Sleeper Agent: The Atomic Spy in America Who Got Away

Image of Sleeper Agent: The Atomic Spy in America Who Got Away
Author(s): 
Release Date: 
July 20, 2021
Publisher/Imprint: 
Simon & Schuster
Pages: 
272
Reviewed by: 

“A good adventure story, well told . . . worthy of John Le Carre.”

Ann Hagedorn covers a lot of complicated ground in this story of how the Soviet Union relied on patience and luck to infiltrate the Manhattan Project at a deep level. Their spy, George Koval, had the perfect cover for the job. Born in the US, he spoke fluent American English and fit in seamlessly with the culture. He didn’t even need to apply for a job at the Oak Ridge plant but was assigned there due to his high scores on military tests and his degree in chemical engineering. The posting came to him, rather than the other way around. He looked like the best candidate because he was—aside from the small fact that he was a Soviet spy.

The subtext that runs throughout Koval’s story is ugly anti-Semitism, first of all, in Russia, which his parents fled, escaping murderous pogroms. Settling in Sioux City, Iowa, they thought they’d found a quiet slice of the American dream, feeling comfortable enough to start a family. Things turned ugly a few years after Koval’s birth in 1917, when the Russian revolution set off a wave of anti-Semitic hysteria in the United States. Jews were “America’s new enemies” as Russian Jews were labeled Bolsheviks. Jewish immigration to the country was halted in reaction to this fear, and the Klu Klux Klan enjoyed a soaring rise in membership as they warned “residents of Des Moines and Sioux City to beware of the Jewish conspiracy trying to control America.” This strain of anti-Semitism returned in the 1950s when communists were hunted down by HUAC, the House Un-American Activities Committee, where the suspects were overwhelmingly Jewish.

By the 1920s, anti-Semitism was widespread and deeply ingrained. Still, Koval’s parents stayed in Iowa, where their son went to the University of Iowa’s College of Engineering. Both in high school and college, Koval joined communist organizations, drawn to a vision of social equity. His family saw the young Soviet Union as the only country in the world “dedicated to ending poverty and oppression.” So when the USSR reached out to Russian Jews in the US, urging them to return to their homeland, it wasn’t a hard decision to make. The new Russia had made anti-Semitism illegal and now welcomed Jews to the Jewish Autonomous Region. America, in contrast, had shut the doors on Jews everywhere. Job notices explicitly warned that “Only Christians Need Apply.”

So the entire family went back to the Soviet Union. There, Koval’s dedication to communism was hardened as he was recruited  to work in intelligence, his profile as the perfect spy already clear to the GRU.
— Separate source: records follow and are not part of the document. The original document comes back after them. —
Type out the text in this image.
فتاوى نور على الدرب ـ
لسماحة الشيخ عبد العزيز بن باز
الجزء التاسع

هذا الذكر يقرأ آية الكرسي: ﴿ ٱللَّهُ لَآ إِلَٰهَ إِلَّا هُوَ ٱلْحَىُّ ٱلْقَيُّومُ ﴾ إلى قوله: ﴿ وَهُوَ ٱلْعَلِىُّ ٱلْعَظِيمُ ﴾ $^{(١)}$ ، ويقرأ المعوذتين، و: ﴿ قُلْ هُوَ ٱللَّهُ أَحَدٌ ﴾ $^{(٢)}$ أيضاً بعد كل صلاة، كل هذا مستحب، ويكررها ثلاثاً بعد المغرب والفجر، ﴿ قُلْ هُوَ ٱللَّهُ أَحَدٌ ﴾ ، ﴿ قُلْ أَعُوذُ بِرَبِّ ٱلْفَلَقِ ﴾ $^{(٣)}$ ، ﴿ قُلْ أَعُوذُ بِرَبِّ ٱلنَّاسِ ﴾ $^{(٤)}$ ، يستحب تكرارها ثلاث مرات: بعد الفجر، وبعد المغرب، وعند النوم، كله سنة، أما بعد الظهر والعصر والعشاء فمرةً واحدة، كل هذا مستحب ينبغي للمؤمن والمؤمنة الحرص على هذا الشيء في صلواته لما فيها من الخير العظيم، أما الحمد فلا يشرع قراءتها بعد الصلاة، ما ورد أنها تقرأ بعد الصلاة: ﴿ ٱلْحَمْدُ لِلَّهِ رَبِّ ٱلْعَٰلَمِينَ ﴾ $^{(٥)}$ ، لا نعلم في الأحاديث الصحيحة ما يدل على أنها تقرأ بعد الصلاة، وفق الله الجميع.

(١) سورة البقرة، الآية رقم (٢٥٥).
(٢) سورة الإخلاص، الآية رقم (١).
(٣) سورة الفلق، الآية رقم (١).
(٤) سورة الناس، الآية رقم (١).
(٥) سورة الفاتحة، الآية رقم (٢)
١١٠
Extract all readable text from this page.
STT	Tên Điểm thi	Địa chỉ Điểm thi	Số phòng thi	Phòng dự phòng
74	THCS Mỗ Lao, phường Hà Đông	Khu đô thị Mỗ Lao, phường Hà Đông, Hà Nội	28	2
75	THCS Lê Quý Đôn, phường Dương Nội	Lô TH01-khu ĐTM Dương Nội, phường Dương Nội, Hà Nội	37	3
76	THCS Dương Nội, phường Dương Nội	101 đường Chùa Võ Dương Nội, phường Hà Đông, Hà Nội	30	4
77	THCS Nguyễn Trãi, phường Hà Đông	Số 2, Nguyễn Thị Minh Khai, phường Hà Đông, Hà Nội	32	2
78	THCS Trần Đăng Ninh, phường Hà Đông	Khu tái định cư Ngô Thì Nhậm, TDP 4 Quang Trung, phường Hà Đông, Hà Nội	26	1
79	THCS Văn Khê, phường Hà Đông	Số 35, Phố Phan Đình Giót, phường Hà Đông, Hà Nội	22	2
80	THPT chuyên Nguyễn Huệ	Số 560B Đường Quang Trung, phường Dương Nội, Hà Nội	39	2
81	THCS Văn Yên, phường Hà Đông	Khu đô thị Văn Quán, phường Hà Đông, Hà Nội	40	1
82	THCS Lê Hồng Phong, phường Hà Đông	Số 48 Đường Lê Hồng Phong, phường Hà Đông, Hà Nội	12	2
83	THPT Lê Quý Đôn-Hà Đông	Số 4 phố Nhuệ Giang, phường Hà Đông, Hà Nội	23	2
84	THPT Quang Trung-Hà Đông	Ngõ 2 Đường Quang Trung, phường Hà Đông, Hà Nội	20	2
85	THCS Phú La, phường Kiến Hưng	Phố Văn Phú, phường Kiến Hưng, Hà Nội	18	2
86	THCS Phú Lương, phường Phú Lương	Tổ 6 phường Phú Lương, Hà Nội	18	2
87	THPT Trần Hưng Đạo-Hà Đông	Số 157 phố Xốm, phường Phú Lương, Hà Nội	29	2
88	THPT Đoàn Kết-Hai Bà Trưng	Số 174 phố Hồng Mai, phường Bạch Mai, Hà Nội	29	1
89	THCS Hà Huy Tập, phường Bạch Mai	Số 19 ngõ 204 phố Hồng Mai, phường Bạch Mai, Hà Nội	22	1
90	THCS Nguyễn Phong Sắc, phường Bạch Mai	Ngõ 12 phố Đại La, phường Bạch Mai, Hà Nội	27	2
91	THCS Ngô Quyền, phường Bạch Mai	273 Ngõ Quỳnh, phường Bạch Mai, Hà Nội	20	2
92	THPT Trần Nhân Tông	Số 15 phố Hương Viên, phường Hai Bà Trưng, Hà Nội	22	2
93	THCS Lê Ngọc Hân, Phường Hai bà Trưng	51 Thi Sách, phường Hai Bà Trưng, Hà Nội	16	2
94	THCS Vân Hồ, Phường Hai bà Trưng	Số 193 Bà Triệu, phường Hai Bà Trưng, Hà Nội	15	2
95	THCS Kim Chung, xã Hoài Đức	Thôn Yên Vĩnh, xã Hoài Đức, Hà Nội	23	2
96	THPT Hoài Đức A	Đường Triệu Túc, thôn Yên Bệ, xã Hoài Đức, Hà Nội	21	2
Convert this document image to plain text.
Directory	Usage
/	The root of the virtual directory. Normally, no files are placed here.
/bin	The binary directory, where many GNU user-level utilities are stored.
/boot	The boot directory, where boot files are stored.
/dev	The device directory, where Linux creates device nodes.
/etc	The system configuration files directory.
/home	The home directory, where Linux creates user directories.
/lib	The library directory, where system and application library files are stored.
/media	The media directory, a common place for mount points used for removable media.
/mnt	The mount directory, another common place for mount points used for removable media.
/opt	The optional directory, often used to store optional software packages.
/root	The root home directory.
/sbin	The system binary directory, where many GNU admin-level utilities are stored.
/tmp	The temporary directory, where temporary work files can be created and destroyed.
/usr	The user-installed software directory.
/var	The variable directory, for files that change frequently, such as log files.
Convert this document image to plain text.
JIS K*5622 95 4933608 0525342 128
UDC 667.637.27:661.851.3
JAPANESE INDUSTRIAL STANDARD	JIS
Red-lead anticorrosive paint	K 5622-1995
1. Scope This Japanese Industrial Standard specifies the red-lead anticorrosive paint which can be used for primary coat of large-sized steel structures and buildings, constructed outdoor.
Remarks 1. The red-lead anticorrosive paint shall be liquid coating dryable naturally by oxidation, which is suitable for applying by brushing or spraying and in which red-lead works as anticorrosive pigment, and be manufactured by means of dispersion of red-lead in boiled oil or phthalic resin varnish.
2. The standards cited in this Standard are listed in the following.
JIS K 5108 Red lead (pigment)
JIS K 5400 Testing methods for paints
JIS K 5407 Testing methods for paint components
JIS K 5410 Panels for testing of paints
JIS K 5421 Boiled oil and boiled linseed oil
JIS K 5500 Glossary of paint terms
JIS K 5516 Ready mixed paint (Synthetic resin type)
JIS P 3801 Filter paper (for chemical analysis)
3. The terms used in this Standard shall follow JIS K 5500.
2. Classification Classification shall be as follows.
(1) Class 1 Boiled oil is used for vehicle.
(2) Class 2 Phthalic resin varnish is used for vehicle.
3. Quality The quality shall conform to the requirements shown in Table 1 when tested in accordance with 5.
All of this is vividly described with fascinating twists and turns. Hagedorn has clearly devoured a mountain of research, so it’s disappointing when, writing about the discovery of nuclear fission, the author credits “two German physicists in Berlin in late 1938.” In fact, although the experiments were run by the German scientists, the revolutionary interpretation that the atom was being split was made by an Austrian Jewish woman who had fled to Sweden. Lise Meitner should have been correctly credited, especially given that one of Hagedorn’s most important sources was a scientist colleague of Koval’s, Arnold Kramish. Kramish wrote a book about another atomic spy, this one for the Allies, who used Meitner to get information about what her colleagues were doing in Germany since they stayed in touch through letters. This lapse makes the reader question the accuracy of other assertions throughout the book. It’s a good adventure story, well told, but how reliable is the research that underpins it when such an error is included?

What is certain is that Koval successfully passed on information that shortened the time the Soviets needed to make their own atomic bomb. Equally clear is how anti-Semitism ran through both the United States and its rival, and how that hatred affected scientists on both sides. The story of how Koval’s involvement was ultimately revealed is compelling, but the even more gripping narrative is how and why he became a spy in the first place. Hagedorn navigates her way through the many layers of deceptions, telling a story worthy of John Le Carre.